The STCN is the national bibliography of the Dutch printed book up to the year 1800. It is a catalogue with over 204.000 titles. But the STCN is more than a catalogue. It is an overview of the printed book in the sixteenth and seventeenth century in the Netherlands. An overview in which all sorts of data lies hidden which can give us insight in how the book changed in these centuries. The STCN is available online, but would benefit from additional ways to consult its underlying data to gain insight in larger trends. For example, it can be used to show changes in the book in a specific genre, a specific decade, observing typographical developments, or the most active printer or author based on location or year. It is possible to use the STCN as a research tool via the Advanced Search function, but this often comes down to tallying.

In the proposed project, the STCN will be used to create an accessible (RDF) dataset and a tool (SPARQL generator) for researchers, students and other interested parties. This tool will be an easy accessible platform in which the user can request information about trends in the printed book. Recently it has become possible to answer questions based on the STCN with the help of the RDF query language SPARQL. However, this is a difficult language to master for occasional users. Last year, the Koninklijke Bibliotheek (KB) offered a STCN SPARQL-workshop for researchers. Despite the high turnout of interested researchers, working with SPARQL proved to be too difficult for most participants. The proposed tool will ease dealing with SPARQL language.

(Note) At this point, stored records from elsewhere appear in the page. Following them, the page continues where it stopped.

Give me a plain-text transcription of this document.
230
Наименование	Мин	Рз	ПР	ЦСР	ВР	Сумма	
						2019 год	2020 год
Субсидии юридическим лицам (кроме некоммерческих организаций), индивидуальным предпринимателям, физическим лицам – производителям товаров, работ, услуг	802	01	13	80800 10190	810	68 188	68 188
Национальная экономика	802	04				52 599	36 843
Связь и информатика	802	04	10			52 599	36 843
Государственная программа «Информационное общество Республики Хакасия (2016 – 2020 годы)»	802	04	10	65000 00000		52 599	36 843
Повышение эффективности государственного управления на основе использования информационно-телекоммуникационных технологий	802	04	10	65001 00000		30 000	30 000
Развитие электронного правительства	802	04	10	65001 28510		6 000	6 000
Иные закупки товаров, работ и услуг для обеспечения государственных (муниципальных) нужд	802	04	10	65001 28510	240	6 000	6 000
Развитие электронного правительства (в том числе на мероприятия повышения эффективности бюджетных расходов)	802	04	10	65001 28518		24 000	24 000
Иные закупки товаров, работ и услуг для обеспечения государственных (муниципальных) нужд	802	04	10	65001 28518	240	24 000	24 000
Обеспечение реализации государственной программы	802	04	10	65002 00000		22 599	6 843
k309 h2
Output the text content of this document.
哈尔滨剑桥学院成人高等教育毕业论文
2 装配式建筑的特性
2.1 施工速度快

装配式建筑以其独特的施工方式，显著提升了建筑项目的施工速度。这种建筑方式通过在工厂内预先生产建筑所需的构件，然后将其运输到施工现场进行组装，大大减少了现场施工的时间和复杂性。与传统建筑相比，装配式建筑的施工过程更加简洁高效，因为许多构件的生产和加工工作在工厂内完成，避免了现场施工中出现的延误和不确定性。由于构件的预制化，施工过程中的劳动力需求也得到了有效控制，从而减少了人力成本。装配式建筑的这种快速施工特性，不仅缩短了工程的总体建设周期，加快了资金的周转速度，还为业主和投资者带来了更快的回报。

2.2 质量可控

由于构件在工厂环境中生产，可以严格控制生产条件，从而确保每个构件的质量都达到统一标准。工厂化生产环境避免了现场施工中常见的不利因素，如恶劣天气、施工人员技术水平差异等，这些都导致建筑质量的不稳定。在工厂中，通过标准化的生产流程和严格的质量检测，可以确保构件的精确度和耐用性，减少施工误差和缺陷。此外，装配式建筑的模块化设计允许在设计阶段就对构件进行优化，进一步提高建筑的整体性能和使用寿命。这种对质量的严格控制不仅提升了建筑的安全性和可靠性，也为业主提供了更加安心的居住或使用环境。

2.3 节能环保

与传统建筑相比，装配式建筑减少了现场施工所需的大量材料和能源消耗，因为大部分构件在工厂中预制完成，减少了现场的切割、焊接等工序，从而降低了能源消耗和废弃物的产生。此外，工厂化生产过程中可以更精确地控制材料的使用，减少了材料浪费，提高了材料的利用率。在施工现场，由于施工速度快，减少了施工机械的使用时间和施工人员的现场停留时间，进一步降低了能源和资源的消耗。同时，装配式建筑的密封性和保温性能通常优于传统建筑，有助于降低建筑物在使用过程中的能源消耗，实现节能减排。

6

With the help of a SPARQL generator, the tool provides the users the option to combine selected variables to answer their questions in just a few clicks.

The output can be used to display information visually, in charts or plots.

This digital humanities project will increase the potential use of the STCN.

Trends and changes in the book which now has to be dug out the STCN, will soon be just a few clicks away which allows for a better understanding of the emergence of the printed book. The project will be more than a plaything for data mining the STCN hosted by the KB. This experimental SPARQL generator can be used for other (KB) projects with RDF data or the Semantic Web.